I relaxed into a laugh trying and failing to put my trauma behind me. It was a fake relaxed and a brittle laugh, but it was getting better.
“I’m just asking for a good night’s sleep is all,” Jean gave me hangdog eyes that helped a little.
“I can do that,” I assured Jean with a smile. I glanced down at my key card and held up the little packet with my room number on it. “I’m in room thirteen.”
“That’s so lucky,” Tam declared happily. “We’re right next door to you in fifteen.”
“Imagine that,” Jean gave a thin-lipped smile and shake of her head.
“Imagine that,” I said under my breath so that only Jean could hear. “Sounds like Kismet!” I said louder to Tam’s blooming smile. “I don’t suppose you could help me carry these little guys into my room while I hook up to the charger.”
“Oh! Of course!” Tam lit up like her sandy-blond hair was a few shades lighter.

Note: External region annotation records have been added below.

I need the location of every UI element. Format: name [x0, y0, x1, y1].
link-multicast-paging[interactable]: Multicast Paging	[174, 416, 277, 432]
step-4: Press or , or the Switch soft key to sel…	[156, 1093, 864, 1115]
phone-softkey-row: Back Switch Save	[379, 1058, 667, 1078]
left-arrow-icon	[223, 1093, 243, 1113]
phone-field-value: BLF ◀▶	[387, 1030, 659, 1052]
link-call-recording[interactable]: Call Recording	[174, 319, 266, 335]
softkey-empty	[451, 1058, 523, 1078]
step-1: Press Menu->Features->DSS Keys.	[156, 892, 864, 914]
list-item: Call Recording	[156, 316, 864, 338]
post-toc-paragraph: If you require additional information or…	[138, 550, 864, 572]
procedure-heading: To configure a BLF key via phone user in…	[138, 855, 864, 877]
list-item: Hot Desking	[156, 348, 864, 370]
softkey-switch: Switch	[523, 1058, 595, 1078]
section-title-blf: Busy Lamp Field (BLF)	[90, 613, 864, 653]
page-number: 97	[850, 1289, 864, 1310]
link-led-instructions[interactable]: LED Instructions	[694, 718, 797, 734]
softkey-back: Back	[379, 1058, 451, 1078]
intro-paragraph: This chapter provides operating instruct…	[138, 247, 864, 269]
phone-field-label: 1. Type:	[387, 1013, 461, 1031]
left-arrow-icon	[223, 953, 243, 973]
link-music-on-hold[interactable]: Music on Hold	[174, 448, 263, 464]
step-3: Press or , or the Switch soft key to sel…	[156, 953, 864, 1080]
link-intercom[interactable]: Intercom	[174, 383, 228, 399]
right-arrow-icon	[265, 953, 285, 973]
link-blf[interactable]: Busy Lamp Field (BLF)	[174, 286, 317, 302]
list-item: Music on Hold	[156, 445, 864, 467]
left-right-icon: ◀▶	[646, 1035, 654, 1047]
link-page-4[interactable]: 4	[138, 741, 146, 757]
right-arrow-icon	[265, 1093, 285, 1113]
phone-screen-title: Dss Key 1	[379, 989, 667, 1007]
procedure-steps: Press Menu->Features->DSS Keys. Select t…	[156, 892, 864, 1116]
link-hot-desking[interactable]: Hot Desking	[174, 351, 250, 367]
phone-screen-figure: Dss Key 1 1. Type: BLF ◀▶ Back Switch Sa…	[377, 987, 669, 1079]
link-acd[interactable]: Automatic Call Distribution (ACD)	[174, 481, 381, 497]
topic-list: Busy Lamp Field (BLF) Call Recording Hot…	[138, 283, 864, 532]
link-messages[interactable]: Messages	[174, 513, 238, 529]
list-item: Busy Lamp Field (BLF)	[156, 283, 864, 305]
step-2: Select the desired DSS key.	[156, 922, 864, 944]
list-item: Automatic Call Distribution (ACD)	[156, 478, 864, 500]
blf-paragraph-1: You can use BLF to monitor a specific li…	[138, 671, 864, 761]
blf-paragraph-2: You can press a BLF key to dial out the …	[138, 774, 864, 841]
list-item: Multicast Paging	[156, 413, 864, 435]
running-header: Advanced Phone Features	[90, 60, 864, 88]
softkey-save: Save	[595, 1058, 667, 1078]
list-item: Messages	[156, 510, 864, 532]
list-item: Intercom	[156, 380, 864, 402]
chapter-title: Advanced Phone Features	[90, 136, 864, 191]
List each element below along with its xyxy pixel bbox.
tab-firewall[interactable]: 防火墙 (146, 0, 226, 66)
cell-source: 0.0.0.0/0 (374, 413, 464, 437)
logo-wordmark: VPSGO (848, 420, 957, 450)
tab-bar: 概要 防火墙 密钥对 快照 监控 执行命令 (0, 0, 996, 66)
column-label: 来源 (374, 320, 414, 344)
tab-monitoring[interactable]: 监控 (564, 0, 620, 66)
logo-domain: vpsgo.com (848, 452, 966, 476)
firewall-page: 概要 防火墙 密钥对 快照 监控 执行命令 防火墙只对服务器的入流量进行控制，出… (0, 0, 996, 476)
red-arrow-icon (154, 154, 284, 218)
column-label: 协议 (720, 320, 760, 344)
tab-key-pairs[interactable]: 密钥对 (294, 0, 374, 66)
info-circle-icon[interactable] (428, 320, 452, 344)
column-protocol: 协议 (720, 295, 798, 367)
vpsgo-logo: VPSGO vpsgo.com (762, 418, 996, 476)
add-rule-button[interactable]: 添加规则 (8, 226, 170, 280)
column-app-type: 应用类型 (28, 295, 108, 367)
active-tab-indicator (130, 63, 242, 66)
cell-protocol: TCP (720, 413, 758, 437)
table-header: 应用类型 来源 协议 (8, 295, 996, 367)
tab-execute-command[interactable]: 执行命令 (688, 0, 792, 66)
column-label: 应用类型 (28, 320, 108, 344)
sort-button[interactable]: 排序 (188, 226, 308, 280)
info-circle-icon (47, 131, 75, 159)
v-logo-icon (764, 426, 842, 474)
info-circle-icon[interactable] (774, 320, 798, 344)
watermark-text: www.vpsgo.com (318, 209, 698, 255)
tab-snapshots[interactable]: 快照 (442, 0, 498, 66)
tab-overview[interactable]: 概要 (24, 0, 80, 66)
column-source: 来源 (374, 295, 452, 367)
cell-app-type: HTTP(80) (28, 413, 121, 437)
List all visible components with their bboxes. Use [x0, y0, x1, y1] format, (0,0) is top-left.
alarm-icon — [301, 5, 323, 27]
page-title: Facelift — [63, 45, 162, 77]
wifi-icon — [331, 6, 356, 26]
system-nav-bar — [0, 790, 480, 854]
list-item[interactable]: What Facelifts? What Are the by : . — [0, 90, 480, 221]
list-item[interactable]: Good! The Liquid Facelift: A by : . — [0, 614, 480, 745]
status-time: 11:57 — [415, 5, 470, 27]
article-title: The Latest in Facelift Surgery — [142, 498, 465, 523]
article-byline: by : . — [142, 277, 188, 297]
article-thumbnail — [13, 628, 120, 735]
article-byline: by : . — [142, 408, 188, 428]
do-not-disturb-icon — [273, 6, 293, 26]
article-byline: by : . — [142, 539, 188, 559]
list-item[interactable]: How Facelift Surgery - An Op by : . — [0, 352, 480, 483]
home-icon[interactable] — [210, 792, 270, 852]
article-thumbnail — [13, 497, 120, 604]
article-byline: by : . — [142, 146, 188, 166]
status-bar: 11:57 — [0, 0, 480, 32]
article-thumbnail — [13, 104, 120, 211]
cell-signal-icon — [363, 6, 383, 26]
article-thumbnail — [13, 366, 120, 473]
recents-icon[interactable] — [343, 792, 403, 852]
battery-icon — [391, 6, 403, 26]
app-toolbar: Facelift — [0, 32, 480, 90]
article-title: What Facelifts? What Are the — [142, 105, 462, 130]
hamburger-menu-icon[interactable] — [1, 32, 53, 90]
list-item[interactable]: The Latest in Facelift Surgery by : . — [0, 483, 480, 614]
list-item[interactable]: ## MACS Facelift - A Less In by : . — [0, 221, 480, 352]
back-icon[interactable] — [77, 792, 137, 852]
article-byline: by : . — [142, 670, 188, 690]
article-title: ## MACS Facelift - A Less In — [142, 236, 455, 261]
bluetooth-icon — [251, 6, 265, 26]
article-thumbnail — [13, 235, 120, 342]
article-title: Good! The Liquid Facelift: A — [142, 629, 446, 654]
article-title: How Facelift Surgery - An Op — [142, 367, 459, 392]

“Hey!” Jean called out indignantly as Tam plucked my keycard out of my hand and chucked theirs at Jean. “Don’t stick me with all the bags!”
Viewers – 343
Jean and I hooked up the charging cables and I was the one to help her carry their bags into their room. Tam dutifully made sure that my adorable companions were set up on their own queen-sized bed with the whole of all the blankets nested up around them like she was mother hen, and they were her chicks. That was okay because it gave Jean and I a chance to bond over our rides and for me to relax a little more organically. This whole rigamarole took a good hour of witty banter that sapped the very last ounce of strength I had left. I begged off and Jean dragged Tam to their room for the night on promises that I’d give their door a tap before I loaded up the next day.